Areas That Emerged for Further Guidance
Through small-group work and structured discussion, workshop participants identified key considerations in four interconnected areas where clearer, more specific guidance could help product teams.
Domain
Key Considerations
Ethical Deployment of AI
Beyond privacy and safety basics, how do we address bias mitigation and content moderation for young children who can’t self-advocate?
- Regulation and accountability
- Bias mitigation and algorithmic fairness
- Accessibility and inclusion
- Ethics of advertising and monetization
- Technical safeguards
- Societal impact considerations
Child Development
How do we ensure AI interactions support early skills like language development, emotional regulation, and social connection?
- Impact on identity and autonomy
- Skill-building and language development
- Physical development and motor skills
- Cognitive impacts (memory, executive function, attention)
AI Literacy
How can products help young children develop a basic understanding of what AI is and isn’t—ideally through experiences they can interpret without adult explanation?
- Teaching how AI works (logic, training data, limitations)
- Spotting hallucinations
- Empowerment through design and creation
- Creative agency and design thinking
Relationship Formation & Attachment
How do we design engaging play experiences without encouraging overreliance or confusion about what’s “real”?
- Emotional attachment to and anthropomorphization of AI
- “Parasocial” relationships with AI
- Trust calibration
One of the clearest takeaways was how interconnected these areas are. For example, how a single design choice, such as how an AI character responds to a child’s question, touches all four domains at once.
This diagram (PDF) illustrates where design decisions sit at the intersection of multiple considerations.

What’s Next
This workshop was a starting point. Participants surfaced important questions and, in several areas, perspectives diverged: How do we balance robust data protections with the reality that AI products need to learn from user interactions to improve?
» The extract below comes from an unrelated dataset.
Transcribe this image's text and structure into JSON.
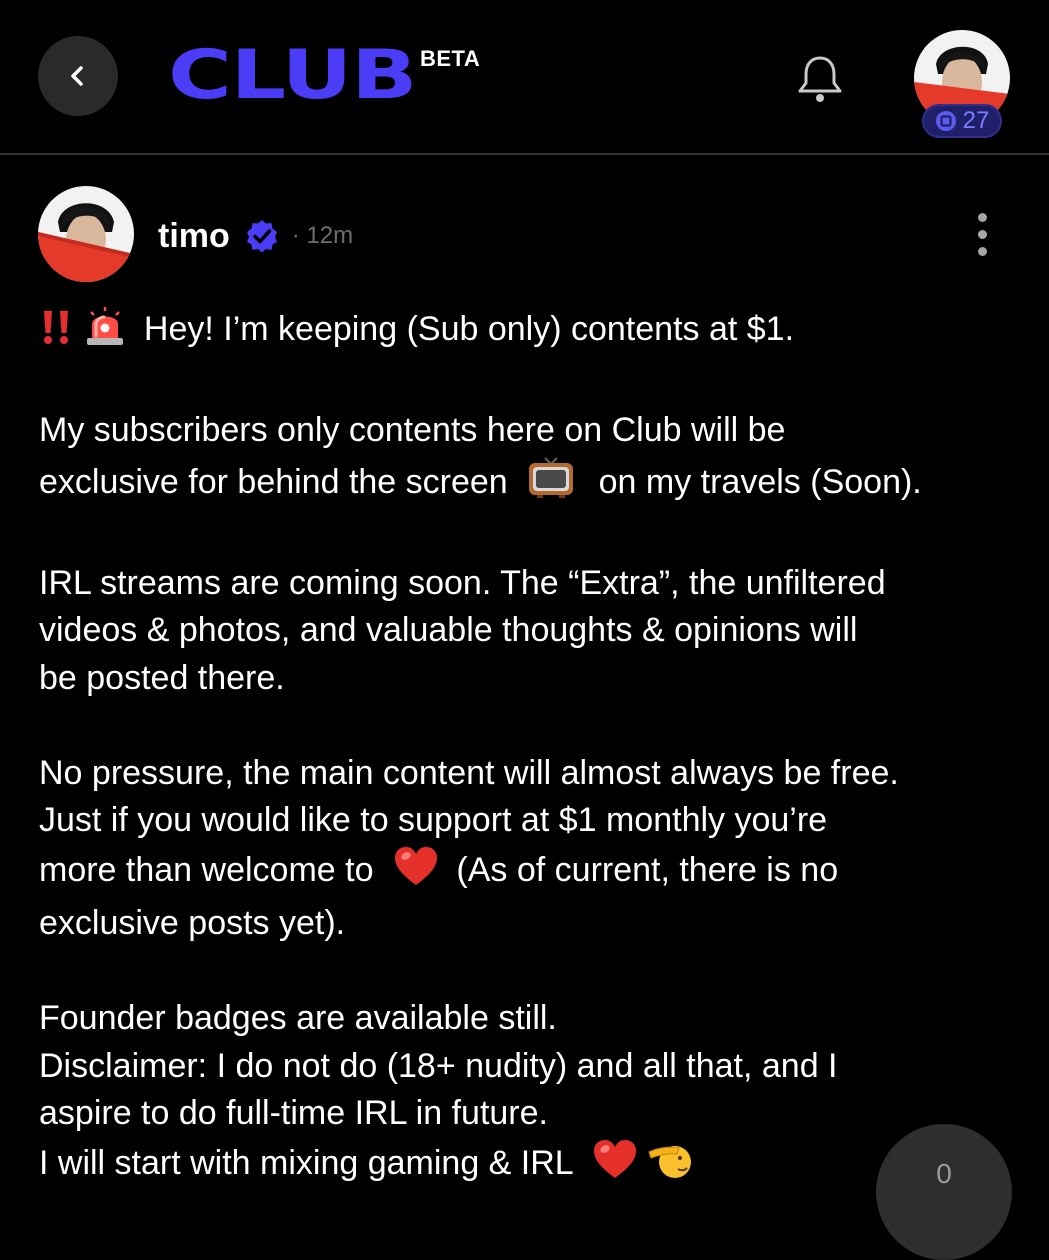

Is framing an AI agent as a friendly non-human character developmentally helpful, or does it create new confusion?
We’re continuing to analyze the workshop feedback and refine the discussion into guidance that is specific, feasible, and actionable for product teams and policymakers. In 2026, we expect to release a prototype decision-support tool to partners for hands-on testing and feedback.
The question is no longer whether young children will interact with AI—that’s already happening. The question is whether those interactions will be shaped with their development in mind.